Gatherings at coastal towns won’t be happening either, nor will the annual barbeque at the friend’s house with the lavish pool occur. ButJ
“What this whole COVID-19 business has taught us is a lot of people have suddenly reconnected with the outdoors,” Kris Kiser, president of the TurfMutt Foundation, told Ladders. “People are reconnecting and are better understanding the value of the outdoors. The nice thing about – one size doesn’t fit all. The nice thing about nature is you can tailor it to meet your particular needs.”
The TurfMutt Foundation, which had reached more than 70 million children, educators, and families, helps people learn more about the planet and how to save it through efforts in their own backyard. With families limited to the confines of their homes, it seems like a perfect opportunity to think about transforming your outdoor living space, just as you’ve likely turned parts of your home into remote learning and working stations.
Kiser highlighted some ideas to get the most of your Memorial Day weekend including a backyard staycation, a mixture of activities where families can create their own getaway by incorporating dining, camping, and games in the comfort of their yards. Things like creating a fire pit can go nicely with pitching a tent to give your family a unique camping experience. Having themed weekends where maybe one week it’s a luau that can be fun with everyone dressing the part with appropriate activities and foods for the event.
Even creating an outdoor play space or fort space for kids can be extremely beneficial.
“You have to drag them to get your kids to put down their devices. Sometimes if you just put them in a space, it doesn’t take them long to disconnect,” Kiser said.
Other ideas Kiser suggested include using everyday appliances such as lounge chairs or a wheelbarrow to create a family field day. But there’s more you can do with the downtime from COVID-19, all starting in your yard. Planting grass seeds or plants can be a rewarding experience for both adults and children.
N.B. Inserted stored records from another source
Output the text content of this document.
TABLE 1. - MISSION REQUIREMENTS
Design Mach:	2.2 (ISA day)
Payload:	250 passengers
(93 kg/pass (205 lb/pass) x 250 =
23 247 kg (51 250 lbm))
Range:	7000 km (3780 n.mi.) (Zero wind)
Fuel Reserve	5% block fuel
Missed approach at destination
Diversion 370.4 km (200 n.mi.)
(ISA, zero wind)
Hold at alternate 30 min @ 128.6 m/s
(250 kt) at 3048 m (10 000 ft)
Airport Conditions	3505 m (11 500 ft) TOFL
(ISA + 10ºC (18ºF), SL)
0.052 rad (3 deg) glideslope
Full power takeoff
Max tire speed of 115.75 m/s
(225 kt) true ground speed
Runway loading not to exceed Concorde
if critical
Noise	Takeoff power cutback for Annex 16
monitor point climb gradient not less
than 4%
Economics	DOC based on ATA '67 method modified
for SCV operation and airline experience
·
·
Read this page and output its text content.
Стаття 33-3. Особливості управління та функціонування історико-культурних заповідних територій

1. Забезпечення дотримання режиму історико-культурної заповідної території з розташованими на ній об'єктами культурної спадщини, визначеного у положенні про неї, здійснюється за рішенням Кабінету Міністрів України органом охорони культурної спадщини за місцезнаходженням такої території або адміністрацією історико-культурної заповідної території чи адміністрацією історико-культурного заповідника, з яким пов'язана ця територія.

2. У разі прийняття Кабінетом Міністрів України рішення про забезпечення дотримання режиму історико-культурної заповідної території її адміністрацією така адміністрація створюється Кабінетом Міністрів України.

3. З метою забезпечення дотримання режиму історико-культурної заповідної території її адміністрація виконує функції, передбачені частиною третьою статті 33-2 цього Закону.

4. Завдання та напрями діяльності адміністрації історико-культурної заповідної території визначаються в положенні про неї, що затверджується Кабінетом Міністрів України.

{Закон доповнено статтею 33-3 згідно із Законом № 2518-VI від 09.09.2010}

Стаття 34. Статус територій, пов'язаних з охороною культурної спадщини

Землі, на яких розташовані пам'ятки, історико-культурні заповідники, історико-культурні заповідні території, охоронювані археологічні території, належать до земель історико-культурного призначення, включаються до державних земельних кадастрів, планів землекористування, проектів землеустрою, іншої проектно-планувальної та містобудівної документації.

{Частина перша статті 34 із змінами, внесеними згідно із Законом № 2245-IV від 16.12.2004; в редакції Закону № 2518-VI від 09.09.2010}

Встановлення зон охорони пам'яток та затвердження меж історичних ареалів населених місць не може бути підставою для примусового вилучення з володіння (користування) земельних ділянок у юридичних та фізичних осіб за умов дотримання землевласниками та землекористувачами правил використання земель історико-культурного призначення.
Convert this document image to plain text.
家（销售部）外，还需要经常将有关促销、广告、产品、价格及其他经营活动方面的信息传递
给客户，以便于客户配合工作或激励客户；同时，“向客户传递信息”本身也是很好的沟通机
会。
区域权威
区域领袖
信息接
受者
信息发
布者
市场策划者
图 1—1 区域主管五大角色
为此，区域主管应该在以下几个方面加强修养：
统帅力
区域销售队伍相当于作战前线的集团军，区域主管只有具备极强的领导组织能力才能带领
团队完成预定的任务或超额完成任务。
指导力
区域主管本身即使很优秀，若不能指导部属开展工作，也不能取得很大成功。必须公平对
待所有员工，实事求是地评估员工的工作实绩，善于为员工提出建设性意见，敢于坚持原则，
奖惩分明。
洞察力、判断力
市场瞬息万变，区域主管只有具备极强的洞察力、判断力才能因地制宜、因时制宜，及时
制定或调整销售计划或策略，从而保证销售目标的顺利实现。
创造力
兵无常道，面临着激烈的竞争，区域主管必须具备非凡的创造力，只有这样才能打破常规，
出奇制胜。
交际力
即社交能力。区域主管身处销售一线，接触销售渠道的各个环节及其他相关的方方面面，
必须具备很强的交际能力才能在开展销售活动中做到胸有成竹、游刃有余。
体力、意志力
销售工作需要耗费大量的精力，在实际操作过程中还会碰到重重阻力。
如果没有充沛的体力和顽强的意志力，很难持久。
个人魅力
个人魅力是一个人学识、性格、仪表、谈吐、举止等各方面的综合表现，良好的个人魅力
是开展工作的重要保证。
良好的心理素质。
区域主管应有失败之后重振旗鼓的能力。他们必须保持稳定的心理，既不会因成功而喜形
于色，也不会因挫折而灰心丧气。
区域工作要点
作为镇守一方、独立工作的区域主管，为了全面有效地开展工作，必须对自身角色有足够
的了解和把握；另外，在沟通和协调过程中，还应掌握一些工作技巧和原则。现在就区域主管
Kiser said by planting certain plants, the wildlife it attracts can provide a pleasant experience for all.
“Do you live in any migratory patterns? Everyone has these flyways with lots of insects and birds,” he said. “Figure out what’s flying overhead what time of year, go find the right plants for that and they’ll stop and rest and recharge.”
Even for those stuffed in city apartments, Kiser said you only need a pot to watch what can happen either in your yard or on your windowsill.
“There are different kinds of azaleas. Some will flower for 3-4 months, some will bloom once a year. Find something that’ll continue to flower and it will draw in a bunch of stuff,” he said.
Kiser said pollinators would be the first, followed by insects that attract birds but can also attract squirrels, which can be destructive. If you’re looking for more space, communal gree spaces are an option too where you can have some say in how local gardens are designed.
“Nature starts at your backdoor,” Kise said. “Google it – figure out what you can do with where you live and it’ll give you lots of options.”